At the finishing factory, the basic felt cowboy hat is covered with shellac, a resin secreted by the female Lac Bug on trees in the forests of India and Thailand. The shellac not only helps shape the hat, it also gives the felt its shiny appearance. Next, the hats are air-dryed, then steamed and shaped for specific head sizes. Now it's time to form the crown, which insulates and protects the head of the cowboy from the rain. The felt is sent through yet another shaping machine to create the cowboy hat "dent" in the felt of the crown. The hat is then sent to the trim department for unique bands on the outside and protective linings sewn onto the inside bottom rim. Quality control checks the hat carefully, then the hat is boxed up and delivered to stores.

Although the cowboy hat may have had many influences contributing to its current state, it is now as unique as the American cowboy, one of a kind, a symbol of the American Wild West.


Indigo Red said...

And the Cowboy Hat look was complete on May 20, 1873 when Levi Stauss and Jacob Davis received the patent for blue jeans.

Darla Sue Dollman said...

Yes! Of course, that's in another post further down on this blog, but also a great story!

Rob Lopez said...

Another great article, and fascinating to see how they make the felt for the hats. I've never seen a proper cowboy hat up close so I really had no idea what they were made of.

One question though, the shellac that's added; is that a recent innovation, or was the same thing done back in the 19th century? Is that the waterproofing, or are there other ways to make felt weather resistant?

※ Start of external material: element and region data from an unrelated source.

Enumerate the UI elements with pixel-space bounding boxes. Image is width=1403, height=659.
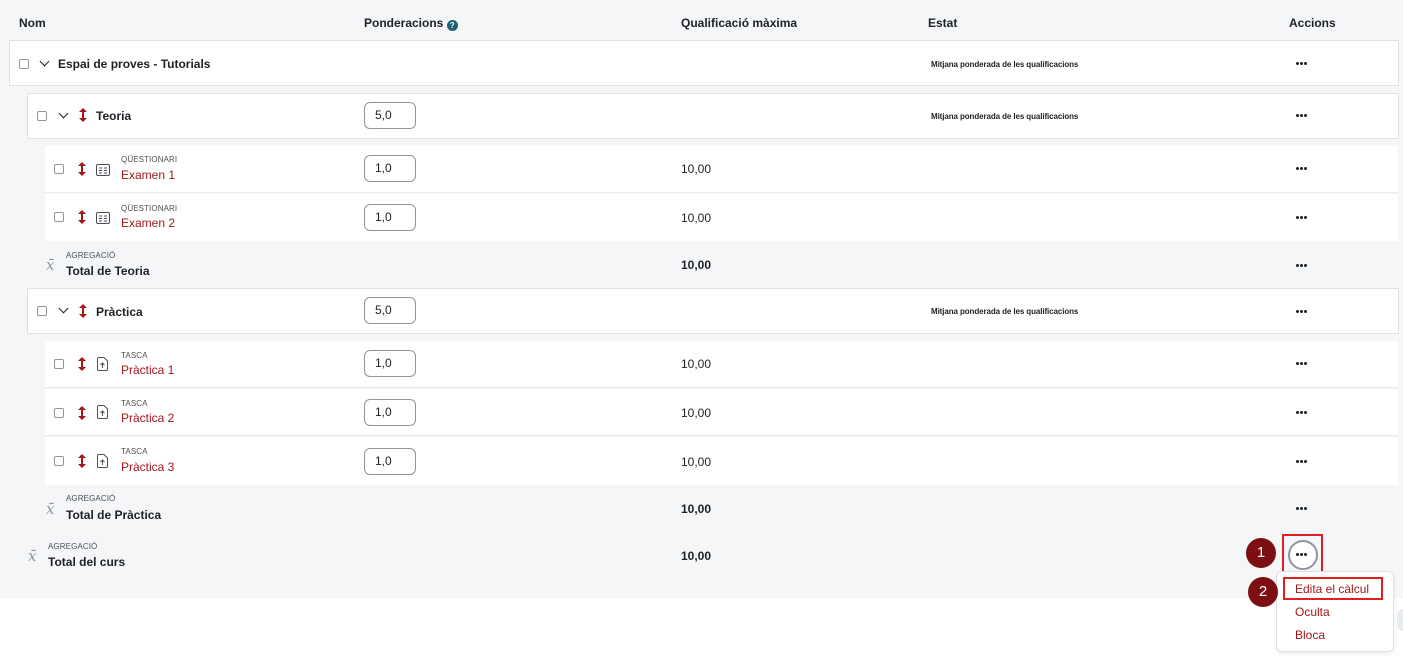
assignment-icon: [97, 454, 108, 473]
item-checkbox[interactable]: [54, 408, 64, 418]
weight-input[interactable]: 5,0: [364, 297, 416, 324]
course-actions-menu[interactable]: [1296, 61, 1310, 67]
table-row: [45, 341, 1398, 388]
category-name: Pràctica: [96, 305, 143, 319]
max-grade: 10,00: [681, 211, 712, 225]
course-name: Espai de proves - Tutorials: [58, 57, 211, 71]
total-max-grade: 10,00: [681, 502, 712, 516]
total-actions-menu[interactable]: [1296, 506, 1310, 512]
item-actions-menu[interactable]: [1296, 361, 1310, 367]
menu-item-hide[interactable]: Oculta: [1295, 605, 1330, 619]
course-total-actions-button[interactable]: [1288, 540, 1318, 570]
step-marker-2: 2: [1248, 577, 1278, 607]
column-header-ponderacions: Ponderacions ?: [364, 16, 458, 31]
weight-input[interactable]: 1,0: [364, 399, 416, 426]
more-icon: [1296, 552, 1310, 558]
item-checkbox[interactable]: [54, 456, 64, 466]
table-row: [45, 146, 1398, 193]
move-icon[interactable]: [78, 210, 86, 224]
item-checkbox[interactable]: [54, 164, 64, 174]
category-checkbox[interactable]: [37, 306, 47, 316]
category-name: Teoria: [96, 109, 132, 123]
move-icon[interactable]: [78, 406, 86, 420]
item-actions-menu[interactable]: [1296, 166, 1310, 172]
max-grade: 10,00: [681, 455, 712, 469]
max-grade: 10,00: [681, 162, 712, 176]
total-name: Total de Pràctica: [66, 508, 162, 522]
total-name: Total de Teoria: [66, 264, 150, 278]
weight-input[interactable]: 1,0: [364, 350, 416, 377]
assignment-icon: [97, 357, 108, 376]
move-icon[interactable]: [78, 162, 86, 176]
column-header-qualificacio-maxima: Qualificació màxima: [681, 16, 798, 30]
item-type: TASCA: [121, 399, 148, 408]
item-actions-menu[interactable]: [1296, 215, 1310, 221]
category-estat: Mitjana ponderada de les qualificacions: [931, 112, 1079, 121]
item-link[interactable]: Pràctica 3: [121, 460, 174, 474]
course-total-max-grade: 10,00: [681, 549, 712, 563]
category-estat: Mitjana ponderada de les qualificacions: [931, 307, 1079, 316]
move-icon[interactable]: [79, 304, 87, 318]
item-link[interactable]: Examen 1: [121, 168, 175, 182]
item-link[interactable]: Examen 2: [121, 216, 175, 230]
item-link[interactable]: Pràctica 2: [121, 411, 174, 425]
table-row: [45, 437, 1398, 485]
item-type: TASCA: [121, 351, 148, 360]
total-max-grade: 10,00: [681, 258, 712, 272]
course-checkbox[interactable]: [19, 59, 29, 69]
item-actions-menu[interactable]: [1296, 459, 1310, 465]
item-type: QÜESTIONARI: [121, 155, 178, 164]
scroll-to-top-button[interactable]: [1397, 609, 1403, 631]
move-icon[interactable]: [78, 357, 86, 371]
weight-input[interactable]: 1,0: [364, 155, 416, 182]
item-link[interactable]: Pràctica 1: [121, 363, 174, 377]
actions-dropdown-menu: Edita el càlcul Oculta Bloca: [1276, 571, 1394, 652]
item-type: QÜESTIONARI: [121, 204, 178, 213]
item-type: TASCA: [121, 447, 148, 456]
help-icon[interactable]: ?: [446, 20, 458, 31]
aggregation-icon: x̄: [46, 256, 55, 274]
aggregation-icon: x̄: [28, 547, 37, 565]
total-type: AGREGACIÓ: [66, 251, 116, 260]
category-row-practica: [27, 288, 1399, 334]
assignment-icon: [97, 405, 108, 424]
menu-item-edit-calculation[interactable]: Edita el càlcul: [1295, 582, 1369, 596]
weight-input[interactable]: 1,0: [364, 448, 416, 475]
course-total-type: AGREGACIÓ: [48, 542, 98, 551]
category-actions-menu[interactable]: [1296, 309, 1310, 315]
table-row: [45, 389, 1398, 436]
weight-input[interactable]: 5,0: [364, 102, 416, 129]
move-icon[interactable]: [78, 454, 86, 468]
quiz-icon: [96, 211, 110, 229]
step-marker-1: 1: [1246, 538, 1276, 568]
table-row: [45, 194, 1398, 241]
aggregation-icon: x̄: [46, 500, 55, 518]
weight-input[interactable]: 1,0: [364, 204, 416, 231]
course-total-name: Total del curs: [48, 555, 126, 569]
category-actions-menu[interactable]: [1296, 113, 1310, 119]
move-icon[interactable]: [79, 108, 87, 122]
item-checkbox[interactable]: [54, 359, 64, 369]
category-row-teoria: [27, 93, 1399, 139]
quiz-icon: [96, 163, 110, 181]
menu-item-lock[interactable]: Bloca: [1295, 628, 1325, 642]
max-grade: 10,00: [681, 406, 712, 420]
total-type: AGREGACIÓ: [66, 494, 116, 503]
category-checkbox[interactable]: [37, 111, 47, 121]
column-header-accions: Accions: [1289, 16, 1336, 30]
course-estat: Mitjana ponderada de les qualificacions: [931, 60, 1079, 69]
item-checkbox[interactable]: [54, 212, 64, 222]
column-header-estat: Estat: [928, 16, 958, 30]
total-actions-menu[interactable]: [1296, 263, 1310, 269]
course-category-row: [9, 40, 1399, 86]
column-header-nom: Nom: [19, 16, 46, 30]
max-grade: 10,00: [681, 357, 712, 371]
item-actions-menu[interactable]: [1296, 410, 1310, 416]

Also - the dent in the hat. How does a dent insulate and protect a head? I thought it was just an affectation, rather than an essential part of the design.

Darla Sue Dollman said...

Haha! The crown protects the head, the dent is design. Interesting question about how the original styles were made. Most of the machines still in use today were made in the early to mid 1800s, so yes, I would assume--assume--the process was the same. However, we must also assume that the original Stetson was made by hand and not by machine, right? I believe beaver was the primary material originally used, but I'll keep looking for more information and update if I find it. Funny that we were both thinking of the same questions!

petey said...

the dent however, does allow water to run down and off of the brim, which is kind of handy if you have to gather in the rain, which we often do :)

Darla Sue Dollman said...

I prefer straw with air circulation, which means the water's generally soaked me good and dripping off the end of my pony tail.